Free Comic Book Day (2019)
Written by Saladin Ahmed & Tom Taylor
Artwork by Cory Smith
Inks by Jay Leisten, Colors by David Curiel
Chef’s Note: Pizza was a constant for me growing up.
First off, my hometown featured an amazing pizza joint called, appropriately enough, “Town Pizza” – my family visited this establishment frequently and often and regularly. Which might not seem that unusual until you read ahead a bit.
Suffice to say: my family was a pizza family.

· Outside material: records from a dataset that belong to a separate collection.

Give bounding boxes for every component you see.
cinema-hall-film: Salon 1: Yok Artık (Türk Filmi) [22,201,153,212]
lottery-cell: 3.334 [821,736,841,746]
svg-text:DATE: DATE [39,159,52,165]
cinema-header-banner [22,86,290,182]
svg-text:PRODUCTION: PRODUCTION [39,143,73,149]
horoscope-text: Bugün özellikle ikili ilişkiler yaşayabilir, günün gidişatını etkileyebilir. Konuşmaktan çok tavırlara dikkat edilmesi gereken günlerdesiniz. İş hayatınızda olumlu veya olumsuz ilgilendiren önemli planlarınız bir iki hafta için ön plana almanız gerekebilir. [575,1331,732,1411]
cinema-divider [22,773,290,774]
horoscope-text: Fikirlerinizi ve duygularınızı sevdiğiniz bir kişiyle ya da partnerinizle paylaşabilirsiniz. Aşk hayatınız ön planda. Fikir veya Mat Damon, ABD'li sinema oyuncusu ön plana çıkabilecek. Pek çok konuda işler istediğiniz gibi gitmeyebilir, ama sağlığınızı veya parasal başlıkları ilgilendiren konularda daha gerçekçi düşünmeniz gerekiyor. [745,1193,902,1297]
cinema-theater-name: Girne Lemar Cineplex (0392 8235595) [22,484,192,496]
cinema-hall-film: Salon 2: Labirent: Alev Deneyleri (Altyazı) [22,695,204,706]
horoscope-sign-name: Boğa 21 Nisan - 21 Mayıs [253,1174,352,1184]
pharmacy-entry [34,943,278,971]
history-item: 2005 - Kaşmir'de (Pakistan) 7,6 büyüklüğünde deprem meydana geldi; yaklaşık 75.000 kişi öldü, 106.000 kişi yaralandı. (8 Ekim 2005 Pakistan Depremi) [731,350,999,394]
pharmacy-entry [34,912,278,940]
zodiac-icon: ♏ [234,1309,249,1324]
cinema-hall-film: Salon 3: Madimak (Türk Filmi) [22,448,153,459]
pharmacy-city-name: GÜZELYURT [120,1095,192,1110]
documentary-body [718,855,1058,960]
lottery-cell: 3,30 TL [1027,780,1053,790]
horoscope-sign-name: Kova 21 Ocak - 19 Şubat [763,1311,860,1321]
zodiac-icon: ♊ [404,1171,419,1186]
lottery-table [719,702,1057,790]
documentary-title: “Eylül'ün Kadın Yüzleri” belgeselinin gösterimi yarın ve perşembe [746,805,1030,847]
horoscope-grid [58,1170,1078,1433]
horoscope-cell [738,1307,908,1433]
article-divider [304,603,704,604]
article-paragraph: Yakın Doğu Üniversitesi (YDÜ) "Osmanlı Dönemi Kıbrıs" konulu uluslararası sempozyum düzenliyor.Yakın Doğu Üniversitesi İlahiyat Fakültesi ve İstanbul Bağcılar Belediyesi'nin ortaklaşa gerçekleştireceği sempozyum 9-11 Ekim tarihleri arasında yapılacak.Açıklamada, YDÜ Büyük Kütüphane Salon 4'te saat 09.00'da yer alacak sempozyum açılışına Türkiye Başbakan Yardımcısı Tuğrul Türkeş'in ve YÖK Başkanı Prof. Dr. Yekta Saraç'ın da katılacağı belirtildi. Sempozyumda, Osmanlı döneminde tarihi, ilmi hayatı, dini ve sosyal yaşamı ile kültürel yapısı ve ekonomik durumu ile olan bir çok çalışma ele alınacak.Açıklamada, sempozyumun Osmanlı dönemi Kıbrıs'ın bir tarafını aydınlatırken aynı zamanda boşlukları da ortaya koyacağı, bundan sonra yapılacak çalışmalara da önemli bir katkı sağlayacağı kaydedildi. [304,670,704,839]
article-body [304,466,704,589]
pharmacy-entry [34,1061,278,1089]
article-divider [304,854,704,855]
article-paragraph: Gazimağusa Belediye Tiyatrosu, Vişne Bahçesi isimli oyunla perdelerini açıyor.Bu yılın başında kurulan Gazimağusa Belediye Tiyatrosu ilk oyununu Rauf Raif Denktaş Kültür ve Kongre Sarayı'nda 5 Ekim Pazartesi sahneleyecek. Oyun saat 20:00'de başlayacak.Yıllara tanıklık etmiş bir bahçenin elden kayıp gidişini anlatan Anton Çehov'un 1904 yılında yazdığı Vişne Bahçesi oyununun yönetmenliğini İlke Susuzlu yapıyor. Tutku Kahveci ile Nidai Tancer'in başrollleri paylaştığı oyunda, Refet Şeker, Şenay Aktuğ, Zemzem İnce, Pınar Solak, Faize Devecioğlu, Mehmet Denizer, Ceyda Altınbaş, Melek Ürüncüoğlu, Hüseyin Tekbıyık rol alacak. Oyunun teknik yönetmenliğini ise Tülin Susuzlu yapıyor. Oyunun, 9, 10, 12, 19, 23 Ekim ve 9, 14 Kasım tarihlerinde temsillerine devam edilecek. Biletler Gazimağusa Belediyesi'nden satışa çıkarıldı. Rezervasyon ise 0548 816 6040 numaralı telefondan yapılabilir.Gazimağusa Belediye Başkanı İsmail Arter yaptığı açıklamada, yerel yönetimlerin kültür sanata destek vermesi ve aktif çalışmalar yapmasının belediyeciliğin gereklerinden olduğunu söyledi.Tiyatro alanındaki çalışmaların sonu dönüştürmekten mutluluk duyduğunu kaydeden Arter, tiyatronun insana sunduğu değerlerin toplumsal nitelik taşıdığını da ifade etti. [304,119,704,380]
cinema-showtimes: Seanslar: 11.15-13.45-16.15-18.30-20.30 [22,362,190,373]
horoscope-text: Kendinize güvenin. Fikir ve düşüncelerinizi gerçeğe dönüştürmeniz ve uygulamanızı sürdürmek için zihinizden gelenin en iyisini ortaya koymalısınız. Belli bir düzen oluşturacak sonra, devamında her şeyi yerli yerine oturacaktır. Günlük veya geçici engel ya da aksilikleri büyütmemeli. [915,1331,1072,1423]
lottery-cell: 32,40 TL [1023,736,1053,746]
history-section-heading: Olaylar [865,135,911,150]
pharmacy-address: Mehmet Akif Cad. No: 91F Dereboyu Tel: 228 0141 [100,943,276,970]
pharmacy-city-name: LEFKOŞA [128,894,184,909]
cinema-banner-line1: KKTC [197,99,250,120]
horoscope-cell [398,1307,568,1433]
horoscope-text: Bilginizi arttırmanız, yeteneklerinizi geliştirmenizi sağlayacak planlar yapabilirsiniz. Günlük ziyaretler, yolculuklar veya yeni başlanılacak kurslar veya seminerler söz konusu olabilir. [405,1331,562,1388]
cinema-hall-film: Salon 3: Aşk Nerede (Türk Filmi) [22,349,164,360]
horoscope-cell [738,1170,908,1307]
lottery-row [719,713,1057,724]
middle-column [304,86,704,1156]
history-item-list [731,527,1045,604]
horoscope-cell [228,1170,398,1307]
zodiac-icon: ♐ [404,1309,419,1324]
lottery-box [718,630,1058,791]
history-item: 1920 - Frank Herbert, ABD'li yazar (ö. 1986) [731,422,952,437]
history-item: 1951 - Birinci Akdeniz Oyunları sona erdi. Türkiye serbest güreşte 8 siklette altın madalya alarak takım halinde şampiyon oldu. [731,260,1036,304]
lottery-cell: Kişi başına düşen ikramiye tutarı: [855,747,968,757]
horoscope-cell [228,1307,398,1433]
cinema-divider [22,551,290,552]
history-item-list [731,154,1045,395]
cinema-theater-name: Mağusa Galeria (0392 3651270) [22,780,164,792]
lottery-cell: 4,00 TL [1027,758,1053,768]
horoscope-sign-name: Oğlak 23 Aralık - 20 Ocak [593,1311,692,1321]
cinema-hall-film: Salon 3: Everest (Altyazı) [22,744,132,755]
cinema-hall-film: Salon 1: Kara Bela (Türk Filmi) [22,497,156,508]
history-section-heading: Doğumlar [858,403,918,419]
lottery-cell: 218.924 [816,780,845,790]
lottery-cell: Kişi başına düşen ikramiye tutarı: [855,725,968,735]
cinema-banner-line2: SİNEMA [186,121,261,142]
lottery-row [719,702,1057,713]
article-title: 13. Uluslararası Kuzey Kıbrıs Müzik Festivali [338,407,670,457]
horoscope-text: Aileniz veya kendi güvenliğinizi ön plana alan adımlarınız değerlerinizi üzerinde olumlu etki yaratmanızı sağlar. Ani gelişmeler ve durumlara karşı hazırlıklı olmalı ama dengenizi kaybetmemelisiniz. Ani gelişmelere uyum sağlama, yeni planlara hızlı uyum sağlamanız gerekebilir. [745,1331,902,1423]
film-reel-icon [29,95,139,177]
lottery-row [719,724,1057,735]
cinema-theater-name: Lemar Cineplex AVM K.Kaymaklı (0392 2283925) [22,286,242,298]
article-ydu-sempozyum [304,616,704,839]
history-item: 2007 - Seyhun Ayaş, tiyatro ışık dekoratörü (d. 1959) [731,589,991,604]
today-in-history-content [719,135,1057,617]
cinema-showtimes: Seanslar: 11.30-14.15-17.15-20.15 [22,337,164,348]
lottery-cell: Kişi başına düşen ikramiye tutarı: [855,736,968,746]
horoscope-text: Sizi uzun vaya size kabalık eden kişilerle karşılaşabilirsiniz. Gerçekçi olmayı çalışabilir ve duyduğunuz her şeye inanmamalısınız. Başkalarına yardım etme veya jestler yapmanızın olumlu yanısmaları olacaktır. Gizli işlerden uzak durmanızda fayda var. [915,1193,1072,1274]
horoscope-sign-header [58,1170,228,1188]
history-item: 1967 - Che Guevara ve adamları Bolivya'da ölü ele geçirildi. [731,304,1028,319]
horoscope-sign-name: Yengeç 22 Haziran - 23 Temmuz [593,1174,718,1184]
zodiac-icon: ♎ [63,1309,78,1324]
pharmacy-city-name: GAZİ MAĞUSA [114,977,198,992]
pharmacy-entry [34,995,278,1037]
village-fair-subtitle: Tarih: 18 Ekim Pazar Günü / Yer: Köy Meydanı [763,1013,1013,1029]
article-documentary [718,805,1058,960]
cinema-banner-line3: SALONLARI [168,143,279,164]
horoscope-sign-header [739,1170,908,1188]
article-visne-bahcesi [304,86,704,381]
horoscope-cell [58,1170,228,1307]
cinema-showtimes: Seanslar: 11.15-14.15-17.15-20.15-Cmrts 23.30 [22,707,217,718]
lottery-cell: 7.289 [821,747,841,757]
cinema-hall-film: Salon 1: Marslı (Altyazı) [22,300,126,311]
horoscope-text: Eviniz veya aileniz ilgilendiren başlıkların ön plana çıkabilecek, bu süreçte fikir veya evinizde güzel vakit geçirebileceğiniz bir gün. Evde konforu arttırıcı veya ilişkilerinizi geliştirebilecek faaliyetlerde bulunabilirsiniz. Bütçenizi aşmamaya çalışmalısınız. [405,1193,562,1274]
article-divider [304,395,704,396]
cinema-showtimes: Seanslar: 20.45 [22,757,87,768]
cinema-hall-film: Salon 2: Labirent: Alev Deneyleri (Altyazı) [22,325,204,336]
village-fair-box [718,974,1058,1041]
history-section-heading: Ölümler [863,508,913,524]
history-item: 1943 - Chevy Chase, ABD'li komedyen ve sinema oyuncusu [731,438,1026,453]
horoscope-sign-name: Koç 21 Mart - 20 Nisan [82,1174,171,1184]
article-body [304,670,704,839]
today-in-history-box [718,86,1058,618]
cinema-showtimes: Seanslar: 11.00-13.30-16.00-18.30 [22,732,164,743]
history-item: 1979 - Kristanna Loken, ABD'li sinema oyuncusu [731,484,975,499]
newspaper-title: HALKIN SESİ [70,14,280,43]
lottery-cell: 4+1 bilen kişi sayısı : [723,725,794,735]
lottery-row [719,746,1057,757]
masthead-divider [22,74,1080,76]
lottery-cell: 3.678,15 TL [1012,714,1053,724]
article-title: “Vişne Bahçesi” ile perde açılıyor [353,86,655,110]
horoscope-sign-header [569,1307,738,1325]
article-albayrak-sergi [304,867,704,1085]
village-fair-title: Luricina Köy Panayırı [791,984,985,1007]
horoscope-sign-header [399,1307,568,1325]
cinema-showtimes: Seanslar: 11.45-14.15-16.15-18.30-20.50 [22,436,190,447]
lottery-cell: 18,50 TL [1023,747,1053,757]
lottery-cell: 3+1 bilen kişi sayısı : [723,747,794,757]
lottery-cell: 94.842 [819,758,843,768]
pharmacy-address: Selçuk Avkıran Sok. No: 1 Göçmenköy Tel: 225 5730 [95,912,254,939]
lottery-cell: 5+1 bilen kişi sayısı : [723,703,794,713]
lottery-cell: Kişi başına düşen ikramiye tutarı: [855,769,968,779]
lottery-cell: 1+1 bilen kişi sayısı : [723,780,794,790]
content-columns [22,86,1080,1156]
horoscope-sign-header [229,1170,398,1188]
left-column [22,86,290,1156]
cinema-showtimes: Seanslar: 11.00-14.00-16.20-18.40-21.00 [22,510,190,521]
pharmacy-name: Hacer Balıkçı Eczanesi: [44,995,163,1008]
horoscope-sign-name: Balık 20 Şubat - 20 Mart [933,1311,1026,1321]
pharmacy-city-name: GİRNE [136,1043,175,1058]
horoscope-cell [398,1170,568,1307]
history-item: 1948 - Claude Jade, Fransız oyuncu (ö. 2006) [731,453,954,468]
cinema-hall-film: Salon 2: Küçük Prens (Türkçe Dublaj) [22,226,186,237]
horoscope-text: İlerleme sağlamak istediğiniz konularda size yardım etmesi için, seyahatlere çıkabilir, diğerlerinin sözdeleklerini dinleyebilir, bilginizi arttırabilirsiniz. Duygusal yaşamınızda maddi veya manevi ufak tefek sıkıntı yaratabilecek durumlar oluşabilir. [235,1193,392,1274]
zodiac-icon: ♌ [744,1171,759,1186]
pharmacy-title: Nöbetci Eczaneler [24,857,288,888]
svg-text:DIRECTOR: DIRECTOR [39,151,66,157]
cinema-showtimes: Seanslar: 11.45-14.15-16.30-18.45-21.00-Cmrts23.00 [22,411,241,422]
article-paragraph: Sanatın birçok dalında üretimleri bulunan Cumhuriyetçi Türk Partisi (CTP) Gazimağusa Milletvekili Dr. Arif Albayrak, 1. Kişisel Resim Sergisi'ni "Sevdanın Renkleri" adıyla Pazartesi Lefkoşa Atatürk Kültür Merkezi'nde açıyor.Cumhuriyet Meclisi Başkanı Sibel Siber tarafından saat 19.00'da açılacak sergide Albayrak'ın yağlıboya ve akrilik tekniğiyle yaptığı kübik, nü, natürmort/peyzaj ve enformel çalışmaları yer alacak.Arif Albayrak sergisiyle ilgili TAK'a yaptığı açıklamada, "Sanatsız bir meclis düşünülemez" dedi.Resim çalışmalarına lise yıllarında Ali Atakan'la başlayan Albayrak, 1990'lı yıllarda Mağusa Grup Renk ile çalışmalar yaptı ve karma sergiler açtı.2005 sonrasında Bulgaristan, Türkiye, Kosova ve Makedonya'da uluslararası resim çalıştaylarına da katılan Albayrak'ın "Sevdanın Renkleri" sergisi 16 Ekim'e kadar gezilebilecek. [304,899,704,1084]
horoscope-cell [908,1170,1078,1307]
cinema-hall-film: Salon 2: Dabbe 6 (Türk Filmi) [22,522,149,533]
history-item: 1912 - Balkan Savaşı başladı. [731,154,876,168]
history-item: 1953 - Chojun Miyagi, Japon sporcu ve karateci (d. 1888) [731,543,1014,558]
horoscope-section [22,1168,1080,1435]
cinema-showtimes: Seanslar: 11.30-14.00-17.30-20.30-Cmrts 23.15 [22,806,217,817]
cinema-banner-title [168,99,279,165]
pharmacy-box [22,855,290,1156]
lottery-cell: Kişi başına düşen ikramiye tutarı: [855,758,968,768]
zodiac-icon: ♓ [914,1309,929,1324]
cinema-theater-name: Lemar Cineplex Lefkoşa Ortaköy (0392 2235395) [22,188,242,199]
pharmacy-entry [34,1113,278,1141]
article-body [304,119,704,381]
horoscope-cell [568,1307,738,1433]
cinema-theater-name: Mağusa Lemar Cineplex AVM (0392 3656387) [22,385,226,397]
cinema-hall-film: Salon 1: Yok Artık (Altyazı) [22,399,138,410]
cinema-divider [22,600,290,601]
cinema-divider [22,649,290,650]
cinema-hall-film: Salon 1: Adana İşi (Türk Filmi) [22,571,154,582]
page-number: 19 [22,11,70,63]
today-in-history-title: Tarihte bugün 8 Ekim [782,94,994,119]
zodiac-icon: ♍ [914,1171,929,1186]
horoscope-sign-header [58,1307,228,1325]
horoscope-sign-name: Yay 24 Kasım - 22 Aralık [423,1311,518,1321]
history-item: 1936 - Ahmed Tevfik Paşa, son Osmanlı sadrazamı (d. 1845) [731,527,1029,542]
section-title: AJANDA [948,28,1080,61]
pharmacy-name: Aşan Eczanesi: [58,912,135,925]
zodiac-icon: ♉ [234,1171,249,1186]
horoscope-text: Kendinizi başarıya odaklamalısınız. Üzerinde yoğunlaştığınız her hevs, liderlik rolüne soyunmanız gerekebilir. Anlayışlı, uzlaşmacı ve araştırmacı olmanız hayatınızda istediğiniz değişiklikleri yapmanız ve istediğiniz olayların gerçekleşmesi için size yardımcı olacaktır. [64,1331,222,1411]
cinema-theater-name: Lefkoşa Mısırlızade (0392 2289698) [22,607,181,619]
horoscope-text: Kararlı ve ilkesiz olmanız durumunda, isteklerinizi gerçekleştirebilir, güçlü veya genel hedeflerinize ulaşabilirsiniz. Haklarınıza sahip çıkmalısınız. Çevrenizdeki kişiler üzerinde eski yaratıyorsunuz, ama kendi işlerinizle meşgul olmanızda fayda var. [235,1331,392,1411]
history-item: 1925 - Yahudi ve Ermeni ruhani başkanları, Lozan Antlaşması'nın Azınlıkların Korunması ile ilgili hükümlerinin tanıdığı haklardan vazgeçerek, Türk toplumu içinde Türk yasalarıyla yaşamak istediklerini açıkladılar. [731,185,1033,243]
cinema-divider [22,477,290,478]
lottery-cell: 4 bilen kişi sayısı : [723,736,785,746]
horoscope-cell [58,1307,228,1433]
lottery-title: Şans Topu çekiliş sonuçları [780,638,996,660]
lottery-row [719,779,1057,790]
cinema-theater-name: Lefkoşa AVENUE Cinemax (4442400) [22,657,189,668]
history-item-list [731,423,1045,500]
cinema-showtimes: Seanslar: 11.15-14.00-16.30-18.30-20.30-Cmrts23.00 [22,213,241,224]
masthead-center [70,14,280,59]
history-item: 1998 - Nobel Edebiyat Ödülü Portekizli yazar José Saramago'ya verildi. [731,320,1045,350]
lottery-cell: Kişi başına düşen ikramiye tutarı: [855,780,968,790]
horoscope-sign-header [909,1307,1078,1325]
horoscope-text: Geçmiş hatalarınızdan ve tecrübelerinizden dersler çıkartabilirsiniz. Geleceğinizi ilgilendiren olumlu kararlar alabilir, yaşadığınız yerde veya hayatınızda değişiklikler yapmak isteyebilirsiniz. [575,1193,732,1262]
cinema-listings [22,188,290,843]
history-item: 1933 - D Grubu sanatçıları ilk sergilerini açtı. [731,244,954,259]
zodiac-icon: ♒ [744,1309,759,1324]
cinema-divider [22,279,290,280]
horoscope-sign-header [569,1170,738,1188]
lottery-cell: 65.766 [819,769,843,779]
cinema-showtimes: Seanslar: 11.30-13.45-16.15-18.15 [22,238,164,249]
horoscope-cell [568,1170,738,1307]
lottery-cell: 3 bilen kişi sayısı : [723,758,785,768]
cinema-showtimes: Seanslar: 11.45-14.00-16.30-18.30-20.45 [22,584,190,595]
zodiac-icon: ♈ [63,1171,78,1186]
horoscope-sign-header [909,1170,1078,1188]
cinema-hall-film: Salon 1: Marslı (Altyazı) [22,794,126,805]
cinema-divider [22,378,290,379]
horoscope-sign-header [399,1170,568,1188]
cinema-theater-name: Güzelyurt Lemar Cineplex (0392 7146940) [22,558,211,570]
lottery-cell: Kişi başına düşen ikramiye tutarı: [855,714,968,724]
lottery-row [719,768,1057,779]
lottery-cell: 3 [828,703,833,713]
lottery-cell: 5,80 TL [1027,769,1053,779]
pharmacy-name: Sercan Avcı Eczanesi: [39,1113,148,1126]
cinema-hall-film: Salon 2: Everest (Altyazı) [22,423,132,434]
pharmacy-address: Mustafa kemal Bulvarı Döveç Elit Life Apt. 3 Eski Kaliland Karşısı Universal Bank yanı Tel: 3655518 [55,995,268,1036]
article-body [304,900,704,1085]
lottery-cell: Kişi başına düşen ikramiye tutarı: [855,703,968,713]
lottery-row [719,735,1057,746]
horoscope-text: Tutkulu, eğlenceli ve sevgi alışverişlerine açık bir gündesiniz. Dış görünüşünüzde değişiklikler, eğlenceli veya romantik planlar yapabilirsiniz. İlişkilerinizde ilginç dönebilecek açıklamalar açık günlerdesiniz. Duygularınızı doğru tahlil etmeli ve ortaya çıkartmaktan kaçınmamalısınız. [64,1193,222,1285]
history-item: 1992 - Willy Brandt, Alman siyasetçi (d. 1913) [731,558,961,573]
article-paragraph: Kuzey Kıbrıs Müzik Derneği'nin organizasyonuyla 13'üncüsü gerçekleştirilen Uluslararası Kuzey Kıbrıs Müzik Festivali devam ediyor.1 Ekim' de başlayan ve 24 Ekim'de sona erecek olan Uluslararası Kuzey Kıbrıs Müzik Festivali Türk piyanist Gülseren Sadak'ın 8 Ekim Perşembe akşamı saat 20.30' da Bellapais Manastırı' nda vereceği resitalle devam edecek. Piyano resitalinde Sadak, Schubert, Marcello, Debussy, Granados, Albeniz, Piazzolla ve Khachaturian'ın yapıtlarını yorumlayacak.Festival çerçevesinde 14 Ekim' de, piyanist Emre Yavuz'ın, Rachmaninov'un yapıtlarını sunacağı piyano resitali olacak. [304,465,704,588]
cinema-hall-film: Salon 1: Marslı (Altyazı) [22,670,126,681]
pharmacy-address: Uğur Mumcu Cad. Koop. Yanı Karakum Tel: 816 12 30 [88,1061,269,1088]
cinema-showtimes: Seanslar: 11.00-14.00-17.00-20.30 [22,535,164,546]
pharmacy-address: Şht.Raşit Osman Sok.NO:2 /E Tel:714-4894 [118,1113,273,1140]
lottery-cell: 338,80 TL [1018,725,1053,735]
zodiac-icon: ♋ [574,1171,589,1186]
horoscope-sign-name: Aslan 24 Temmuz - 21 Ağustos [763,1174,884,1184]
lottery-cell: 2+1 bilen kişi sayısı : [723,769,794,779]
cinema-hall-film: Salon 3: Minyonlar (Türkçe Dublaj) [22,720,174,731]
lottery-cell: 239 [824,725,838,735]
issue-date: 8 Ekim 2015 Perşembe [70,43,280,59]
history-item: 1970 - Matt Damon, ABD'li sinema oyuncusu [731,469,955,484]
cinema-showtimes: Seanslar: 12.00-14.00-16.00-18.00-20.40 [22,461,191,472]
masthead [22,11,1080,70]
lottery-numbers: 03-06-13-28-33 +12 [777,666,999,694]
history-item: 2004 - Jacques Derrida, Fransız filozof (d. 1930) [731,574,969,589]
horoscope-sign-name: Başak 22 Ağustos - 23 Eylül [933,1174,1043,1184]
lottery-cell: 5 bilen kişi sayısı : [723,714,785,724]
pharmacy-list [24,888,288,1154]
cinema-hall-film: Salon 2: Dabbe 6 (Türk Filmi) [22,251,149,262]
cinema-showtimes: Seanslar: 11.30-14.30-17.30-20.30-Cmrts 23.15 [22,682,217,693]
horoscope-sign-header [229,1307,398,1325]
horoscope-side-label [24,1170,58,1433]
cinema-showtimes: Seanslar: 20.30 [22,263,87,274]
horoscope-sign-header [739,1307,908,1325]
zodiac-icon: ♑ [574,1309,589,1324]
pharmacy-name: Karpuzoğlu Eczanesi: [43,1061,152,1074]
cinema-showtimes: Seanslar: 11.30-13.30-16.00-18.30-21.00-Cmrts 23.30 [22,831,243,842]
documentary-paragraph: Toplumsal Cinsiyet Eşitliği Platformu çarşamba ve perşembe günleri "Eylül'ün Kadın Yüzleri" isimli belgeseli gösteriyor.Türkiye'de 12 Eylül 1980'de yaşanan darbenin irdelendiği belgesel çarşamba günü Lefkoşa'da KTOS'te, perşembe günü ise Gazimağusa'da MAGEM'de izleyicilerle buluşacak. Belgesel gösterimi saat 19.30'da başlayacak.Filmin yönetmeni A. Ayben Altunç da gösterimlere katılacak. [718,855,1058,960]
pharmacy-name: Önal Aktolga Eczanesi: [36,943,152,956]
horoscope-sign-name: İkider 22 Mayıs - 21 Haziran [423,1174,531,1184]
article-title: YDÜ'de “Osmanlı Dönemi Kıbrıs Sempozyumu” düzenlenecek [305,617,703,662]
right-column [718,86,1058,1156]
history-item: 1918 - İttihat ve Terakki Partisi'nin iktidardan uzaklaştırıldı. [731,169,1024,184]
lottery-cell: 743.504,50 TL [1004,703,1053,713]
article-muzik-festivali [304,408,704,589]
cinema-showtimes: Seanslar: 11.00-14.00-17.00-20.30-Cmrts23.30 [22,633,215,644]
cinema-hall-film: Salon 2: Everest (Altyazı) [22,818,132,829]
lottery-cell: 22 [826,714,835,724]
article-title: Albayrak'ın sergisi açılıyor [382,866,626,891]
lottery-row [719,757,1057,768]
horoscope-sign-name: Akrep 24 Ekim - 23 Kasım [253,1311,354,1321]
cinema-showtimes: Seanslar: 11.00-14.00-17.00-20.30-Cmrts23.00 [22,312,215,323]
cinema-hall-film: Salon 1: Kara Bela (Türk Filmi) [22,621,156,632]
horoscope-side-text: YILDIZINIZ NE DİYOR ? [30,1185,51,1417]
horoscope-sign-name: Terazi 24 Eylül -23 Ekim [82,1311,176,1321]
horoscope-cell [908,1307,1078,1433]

Because here’s the thing: my Dad made pizza every single Sunday night when I was growing up.
And I mean every single Sunday night. I have a hard time remembering a Sunday night in my childhood that did not feature pizza.
We didn’t always go to church but we always had pizza.
Also, he never used measuring cups or spoons, so the crust came out different every time: thick and buttery, thin and crispy, puffy and toasty – the variations were endless.
Same for the sauce: some Bell’s Seasoning and then maybe some garlic salt or onion flakes or black pepper – these were all applied either via a pinch or a shake or two – just until it tasted “good”.
So, as both Peter and Miles realize here, there’s not so much a particular flavor that I associate with cheese, pepperoni, and home so much as the environment, the context – my family all together, having pizza together every Sunday night, feeding tidbits to Black Jack, watching the Bruins and then Wild Kingdom…
Good times.
It should come as no real surprise to realize that the tastes of childhood are both intense and indelible, especially since children tend to eat so many of the same foods day after day, year after year. That flavor is embedded in the memory forever, as much as the aroma of a mother’s perfume or the color of a doll’s dress. But there is an even deeper reason that children develop the tastes they do, and it is largely biological. Both children and adults have about the same number of taste buds—50,000—and since adults’ degenerate over time, children get to know flavors early on for reasons of natural development.